Der Rückgriff lohnte sich aber für den Satz:
"Riester hat Blüm zu Ende gedacht!" Wie wahr!
Kaum ein Thema wird in dem neuen Programm ausgespart.
Weder Wikileaks noch Bundeswehr, weder Altersarmut noch das Glühbirnenverbot.
Letzteres mündet in einem schönem Erin- nerungssong an eine andere unvergessene
(Politiker-)Birne. Mitunter uferte die Themenvielfalt zu sehr aus . Der Zuschauer
hatte es ziemlich schwer, im vorgegebenem Tempo umzuschalten.

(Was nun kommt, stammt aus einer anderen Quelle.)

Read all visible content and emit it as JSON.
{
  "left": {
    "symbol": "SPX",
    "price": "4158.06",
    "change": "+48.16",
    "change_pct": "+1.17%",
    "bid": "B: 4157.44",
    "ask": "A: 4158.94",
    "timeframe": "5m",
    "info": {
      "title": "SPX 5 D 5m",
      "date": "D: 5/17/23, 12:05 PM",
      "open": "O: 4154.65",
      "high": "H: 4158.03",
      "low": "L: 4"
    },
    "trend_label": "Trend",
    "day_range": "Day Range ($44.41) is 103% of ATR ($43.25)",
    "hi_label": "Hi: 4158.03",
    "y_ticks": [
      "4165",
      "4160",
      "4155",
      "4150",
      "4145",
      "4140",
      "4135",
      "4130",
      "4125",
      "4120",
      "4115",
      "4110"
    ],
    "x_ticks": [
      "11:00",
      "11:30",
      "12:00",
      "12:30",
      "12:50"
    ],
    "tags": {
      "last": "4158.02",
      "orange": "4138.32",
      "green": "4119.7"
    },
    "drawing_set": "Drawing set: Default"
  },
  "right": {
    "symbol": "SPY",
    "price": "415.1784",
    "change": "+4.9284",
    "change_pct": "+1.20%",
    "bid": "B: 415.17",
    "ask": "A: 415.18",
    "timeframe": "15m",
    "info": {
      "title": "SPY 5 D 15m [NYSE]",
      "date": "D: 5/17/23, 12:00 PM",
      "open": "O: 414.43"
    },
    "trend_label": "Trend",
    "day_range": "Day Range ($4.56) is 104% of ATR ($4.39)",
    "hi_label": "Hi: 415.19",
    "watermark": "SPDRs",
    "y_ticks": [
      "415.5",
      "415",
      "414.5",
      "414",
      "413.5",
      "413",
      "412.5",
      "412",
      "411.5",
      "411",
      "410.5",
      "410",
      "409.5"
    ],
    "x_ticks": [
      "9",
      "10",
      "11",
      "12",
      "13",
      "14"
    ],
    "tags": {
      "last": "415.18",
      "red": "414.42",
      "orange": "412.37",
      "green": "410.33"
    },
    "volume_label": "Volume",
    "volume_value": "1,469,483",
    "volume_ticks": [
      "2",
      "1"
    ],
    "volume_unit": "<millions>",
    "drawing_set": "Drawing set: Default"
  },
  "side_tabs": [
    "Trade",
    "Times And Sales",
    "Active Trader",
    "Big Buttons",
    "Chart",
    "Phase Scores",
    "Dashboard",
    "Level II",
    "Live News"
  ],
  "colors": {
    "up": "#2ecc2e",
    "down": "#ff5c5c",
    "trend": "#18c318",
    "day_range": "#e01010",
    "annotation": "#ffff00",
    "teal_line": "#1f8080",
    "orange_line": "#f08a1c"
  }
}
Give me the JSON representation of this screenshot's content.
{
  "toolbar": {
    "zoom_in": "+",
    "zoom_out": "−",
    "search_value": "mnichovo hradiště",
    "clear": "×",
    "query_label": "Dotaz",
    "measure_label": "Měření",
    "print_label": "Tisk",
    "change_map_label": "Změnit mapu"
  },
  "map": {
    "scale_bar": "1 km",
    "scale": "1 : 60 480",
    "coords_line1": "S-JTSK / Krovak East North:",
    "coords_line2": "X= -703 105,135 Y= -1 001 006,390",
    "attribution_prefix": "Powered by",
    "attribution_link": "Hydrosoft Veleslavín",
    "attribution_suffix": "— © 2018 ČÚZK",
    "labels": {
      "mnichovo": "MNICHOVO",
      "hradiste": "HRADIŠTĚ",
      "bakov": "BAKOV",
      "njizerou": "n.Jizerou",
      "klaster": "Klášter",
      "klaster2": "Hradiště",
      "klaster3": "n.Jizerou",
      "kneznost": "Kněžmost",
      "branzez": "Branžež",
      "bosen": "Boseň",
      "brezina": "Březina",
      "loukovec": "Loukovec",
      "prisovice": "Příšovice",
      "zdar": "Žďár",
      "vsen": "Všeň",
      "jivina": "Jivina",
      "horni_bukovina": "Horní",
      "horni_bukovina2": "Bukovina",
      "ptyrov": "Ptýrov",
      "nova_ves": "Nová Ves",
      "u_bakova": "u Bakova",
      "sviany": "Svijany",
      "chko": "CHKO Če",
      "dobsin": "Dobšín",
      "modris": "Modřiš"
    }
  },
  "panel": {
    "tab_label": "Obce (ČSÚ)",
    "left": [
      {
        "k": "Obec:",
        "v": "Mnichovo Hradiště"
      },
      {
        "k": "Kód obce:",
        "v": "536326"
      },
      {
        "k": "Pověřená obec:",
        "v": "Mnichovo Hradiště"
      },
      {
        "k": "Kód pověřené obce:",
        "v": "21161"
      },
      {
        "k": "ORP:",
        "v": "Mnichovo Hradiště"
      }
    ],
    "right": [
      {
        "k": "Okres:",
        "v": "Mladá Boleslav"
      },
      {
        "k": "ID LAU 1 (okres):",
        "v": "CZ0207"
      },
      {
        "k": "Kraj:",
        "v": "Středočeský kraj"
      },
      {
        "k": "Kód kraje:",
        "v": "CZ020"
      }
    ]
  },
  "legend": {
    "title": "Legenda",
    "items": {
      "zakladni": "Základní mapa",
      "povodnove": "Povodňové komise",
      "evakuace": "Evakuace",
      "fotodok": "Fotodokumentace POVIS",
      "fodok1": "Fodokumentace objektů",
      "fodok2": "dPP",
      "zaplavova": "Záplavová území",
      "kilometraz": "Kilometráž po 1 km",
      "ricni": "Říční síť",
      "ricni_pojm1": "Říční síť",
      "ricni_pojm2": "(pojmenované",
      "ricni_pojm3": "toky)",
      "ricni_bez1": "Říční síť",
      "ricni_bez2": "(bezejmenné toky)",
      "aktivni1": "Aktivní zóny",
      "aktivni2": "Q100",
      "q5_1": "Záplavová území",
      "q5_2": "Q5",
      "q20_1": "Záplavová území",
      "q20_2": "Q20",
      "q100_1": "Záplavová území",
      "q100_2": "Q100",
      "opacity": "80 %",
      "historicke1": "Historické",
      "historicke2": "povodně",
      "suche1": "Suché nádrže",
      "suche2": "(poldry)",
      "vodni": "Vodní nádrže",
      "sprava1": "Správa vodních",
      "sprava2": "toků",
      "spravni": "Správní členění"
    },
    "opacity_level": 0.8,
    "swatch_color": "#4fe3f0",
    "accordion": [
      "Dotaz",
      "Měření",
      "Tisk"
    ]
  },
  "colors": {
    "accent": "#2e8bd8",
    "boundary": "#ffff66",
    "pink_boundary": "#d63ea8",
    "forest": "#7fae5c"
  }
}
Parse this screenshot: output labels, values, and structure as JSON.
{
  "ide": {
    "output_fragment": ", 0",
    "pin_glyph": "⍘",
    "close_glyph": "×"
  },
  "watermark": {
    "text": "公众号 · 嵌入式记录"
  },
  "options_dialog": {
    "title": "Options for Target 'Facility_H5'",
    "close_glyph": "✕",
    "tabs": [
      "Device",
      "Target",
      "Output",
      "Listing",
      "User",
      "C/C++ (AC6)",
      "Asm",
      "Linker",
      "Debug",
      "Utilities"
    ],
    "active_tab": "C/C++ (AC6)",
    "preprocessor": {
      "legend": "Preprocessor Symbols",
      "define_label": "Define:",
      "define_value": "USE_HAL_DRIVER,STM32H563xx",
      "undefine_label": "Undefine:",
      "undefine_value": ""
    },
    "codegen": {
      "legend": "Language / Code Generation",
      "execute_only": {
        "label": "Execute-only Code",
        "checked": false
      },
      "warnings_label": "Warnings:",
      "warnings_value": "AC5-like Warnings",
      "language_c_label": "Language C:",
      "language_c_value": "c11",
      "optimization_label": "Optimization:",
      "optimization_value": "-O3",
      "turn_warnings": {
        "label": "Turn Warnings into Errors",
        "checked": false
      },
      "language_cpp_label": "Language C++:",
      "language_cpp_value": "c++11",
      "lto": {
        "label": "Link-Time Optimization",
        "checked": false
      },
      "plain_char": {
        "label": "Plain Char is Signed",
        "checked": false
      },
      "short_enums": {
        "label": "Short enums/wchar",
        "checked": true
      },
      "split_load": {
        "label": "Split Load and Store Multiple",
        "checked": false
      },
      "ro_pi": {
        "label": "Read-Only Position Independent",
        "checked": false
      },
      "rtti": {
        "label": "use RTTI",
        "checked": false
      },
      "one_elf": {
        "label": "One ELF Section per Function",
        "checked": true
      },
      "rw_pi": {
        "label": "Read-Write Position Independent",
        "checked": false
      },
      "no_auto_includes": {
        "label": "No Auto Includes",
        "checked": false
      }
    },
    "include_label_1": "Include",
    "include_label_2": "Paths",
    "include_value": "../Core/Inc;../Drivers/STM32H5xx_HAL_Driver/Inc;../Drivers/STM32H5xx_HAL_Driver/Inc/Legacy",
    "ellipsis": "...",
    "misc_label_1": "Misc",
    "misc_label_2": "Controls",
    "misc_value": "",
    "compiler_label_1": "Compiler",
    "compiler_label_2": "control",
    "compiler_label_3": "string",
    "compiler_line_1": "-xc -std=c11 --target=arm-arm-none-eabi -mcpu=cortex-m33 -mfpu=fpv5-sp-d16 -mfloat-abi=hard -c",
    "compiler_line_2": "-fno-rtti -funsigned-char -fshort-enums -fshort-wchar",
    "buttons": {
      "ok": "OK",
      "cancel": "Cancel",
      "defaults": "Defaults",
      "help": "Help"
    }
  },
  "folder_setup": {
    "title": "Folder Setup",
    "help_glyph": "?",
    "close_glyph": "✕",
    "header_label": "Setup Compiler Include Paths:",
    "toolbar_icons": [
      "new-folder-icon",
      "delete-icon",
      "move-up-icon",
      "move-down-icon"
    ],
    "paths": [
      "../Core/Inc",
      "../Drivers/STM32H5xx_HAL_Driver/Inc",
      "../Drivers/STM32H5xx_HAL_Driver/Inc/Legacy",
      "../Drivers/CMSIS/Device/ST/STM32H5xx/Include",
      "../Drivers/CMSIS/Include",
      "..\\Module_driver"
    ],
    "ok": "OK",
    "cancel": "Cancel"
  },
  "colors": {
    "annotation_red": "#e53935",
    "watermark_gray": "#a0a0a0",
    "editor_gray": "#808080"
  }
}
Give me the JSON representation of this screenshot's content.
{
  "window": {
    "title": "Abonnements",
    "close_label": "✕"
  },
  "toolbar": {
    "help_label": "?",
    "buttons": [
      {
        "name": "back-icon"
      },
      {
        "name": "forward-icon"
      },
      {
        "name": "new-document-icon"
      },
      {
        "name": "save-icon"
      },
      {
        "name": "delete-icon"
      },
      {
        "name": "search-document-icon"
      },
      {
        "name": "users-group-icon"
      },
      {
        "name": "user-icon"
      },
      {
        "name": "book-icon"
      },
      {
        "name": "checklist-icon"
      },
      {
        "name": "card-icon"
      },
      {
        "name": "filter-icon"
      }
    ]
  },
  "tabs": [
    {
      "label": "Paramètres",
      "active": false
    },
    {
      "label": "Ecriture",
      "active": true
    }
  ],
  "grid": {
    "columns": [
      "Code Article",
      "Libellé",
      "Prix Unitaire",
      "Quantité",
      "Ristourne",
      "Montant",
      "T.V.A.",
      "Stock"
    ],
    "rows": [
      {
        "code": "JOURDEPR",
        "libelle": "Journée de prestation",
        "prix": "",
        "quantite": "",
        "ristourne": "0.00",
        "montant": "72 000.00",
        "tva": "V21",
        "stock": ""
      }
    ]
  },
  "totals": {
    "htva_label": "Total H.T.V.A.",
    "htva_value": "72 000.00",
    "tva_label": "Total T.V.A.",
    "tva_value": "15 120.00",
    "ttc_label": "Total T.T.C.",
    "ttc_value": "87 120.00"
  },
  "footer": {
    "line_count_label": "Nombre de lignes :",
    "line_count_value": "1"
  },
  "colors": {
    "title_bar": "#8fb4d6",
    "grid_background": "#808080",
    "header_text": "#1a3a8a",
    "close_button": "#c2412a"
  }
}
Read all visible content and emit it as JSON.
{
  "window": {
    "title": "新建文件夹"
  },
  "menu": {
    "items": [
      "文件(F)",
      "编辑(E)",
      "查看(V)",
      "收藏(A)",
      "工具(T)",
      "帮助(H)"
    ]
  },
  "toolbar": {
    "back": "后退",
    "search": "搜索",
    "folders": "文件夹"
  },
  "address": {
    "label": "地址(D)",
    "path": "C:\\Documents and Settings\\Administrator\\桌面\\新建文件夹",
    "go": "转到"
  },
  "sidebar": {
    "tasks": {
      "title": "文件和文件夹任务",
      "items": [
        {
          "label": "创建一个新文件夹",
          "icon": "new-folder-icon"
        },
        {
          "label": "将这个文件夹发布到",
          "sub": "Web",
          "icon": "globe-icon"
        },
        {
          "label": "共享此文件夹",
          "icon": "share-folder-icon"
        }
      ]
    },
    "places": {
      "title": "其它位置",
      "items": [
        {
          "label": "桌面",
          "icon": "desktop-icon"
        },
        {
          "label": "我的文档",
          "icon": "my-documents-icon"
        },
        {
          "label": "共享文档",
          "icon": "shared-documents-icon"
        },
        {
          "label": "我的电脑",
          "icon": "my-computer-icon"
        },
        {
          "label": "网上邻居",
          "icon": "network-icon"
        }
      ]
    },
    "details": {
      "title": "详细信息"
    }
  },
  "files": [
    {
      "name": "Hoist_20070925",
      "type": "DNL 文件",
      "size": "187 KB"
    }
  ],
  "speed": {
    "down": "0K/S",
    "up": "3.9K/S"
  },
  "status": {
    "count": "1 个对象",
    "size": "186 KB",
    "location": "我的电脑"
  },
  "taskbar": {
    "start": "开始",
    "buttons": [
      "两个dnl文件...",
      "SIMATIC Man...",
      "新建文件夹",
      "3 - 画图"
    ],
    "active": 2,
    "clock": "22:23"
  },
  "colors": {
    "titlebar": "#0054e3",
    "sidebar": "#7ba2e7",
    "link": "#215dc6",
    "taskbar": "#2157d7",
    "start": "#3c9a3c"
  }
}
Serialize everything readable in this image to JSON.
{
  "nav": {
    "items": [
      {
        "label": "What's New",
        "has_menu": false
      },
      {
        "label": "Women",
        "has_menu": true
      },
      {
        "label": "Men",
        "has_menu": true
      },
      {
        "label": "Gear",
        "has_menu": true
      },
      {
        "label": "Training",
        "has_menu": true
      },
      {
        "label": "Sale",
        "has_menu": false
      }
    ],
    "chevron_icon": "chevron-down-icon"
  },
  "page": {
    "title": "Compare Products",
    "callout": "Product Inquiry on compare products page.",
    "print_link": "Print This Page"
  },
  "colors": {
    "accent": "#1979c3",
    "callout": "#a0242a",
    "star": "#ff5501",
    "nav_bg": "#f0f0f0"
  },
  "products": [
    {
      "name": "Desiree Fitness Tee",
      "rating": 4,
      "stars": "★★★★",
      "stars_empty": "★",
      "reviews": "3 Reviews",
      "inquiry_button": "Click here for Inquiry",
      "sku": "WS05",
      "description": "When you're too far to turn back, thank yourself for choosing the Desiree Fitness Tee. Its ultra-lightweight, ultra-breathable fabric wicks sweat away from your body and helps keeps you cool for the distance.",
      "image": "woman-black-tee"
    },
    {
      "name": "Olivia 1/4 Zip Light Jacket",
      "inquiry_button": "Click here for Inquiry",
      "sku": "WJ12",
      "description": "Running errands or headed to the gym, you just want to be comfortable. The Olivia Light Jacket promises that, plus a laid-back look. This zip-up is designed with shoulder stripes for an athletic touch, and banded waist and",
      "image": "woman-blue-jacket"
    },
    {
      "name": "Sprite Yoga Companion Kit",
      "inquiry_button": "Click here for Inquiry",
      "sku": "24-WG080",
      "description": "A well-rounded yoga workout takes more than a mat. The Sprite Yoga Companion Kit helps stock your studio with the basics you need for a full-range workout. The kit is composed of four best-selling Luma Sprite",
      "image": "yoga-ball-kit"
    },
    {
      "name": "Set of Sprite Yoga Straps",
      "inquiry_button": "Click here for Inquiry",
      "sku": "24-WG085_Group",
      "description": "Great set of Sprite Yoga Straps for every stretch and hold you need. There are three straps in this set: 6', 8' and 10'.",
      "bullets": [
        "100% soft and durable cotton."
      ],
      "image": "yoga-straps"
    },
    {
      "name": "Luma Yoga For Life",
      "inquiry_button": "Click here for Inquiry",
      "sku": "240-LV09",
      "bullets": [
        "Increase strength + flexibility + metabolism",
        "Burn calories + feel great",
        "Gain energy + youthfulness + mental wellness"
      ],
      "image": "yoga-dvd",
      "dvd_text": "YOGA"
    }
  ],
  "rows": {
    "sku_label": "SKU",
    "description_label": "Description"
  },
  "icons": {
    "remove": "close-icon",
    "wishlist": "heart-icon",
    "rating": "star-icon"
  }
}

Das für die sprichwörtliche Gier der Banker und Wirtschaftsbosse ausgerechnet
jene einprägsame Zeile "Sind so kleine Hände" aus dem wohl bekanntesten
Bettina Wegner-Song in "Sind so lange Finger" umgedichtet wurde, wird die
Liedermacherin sicher weniger freuen als das Publikum des Premierenabends.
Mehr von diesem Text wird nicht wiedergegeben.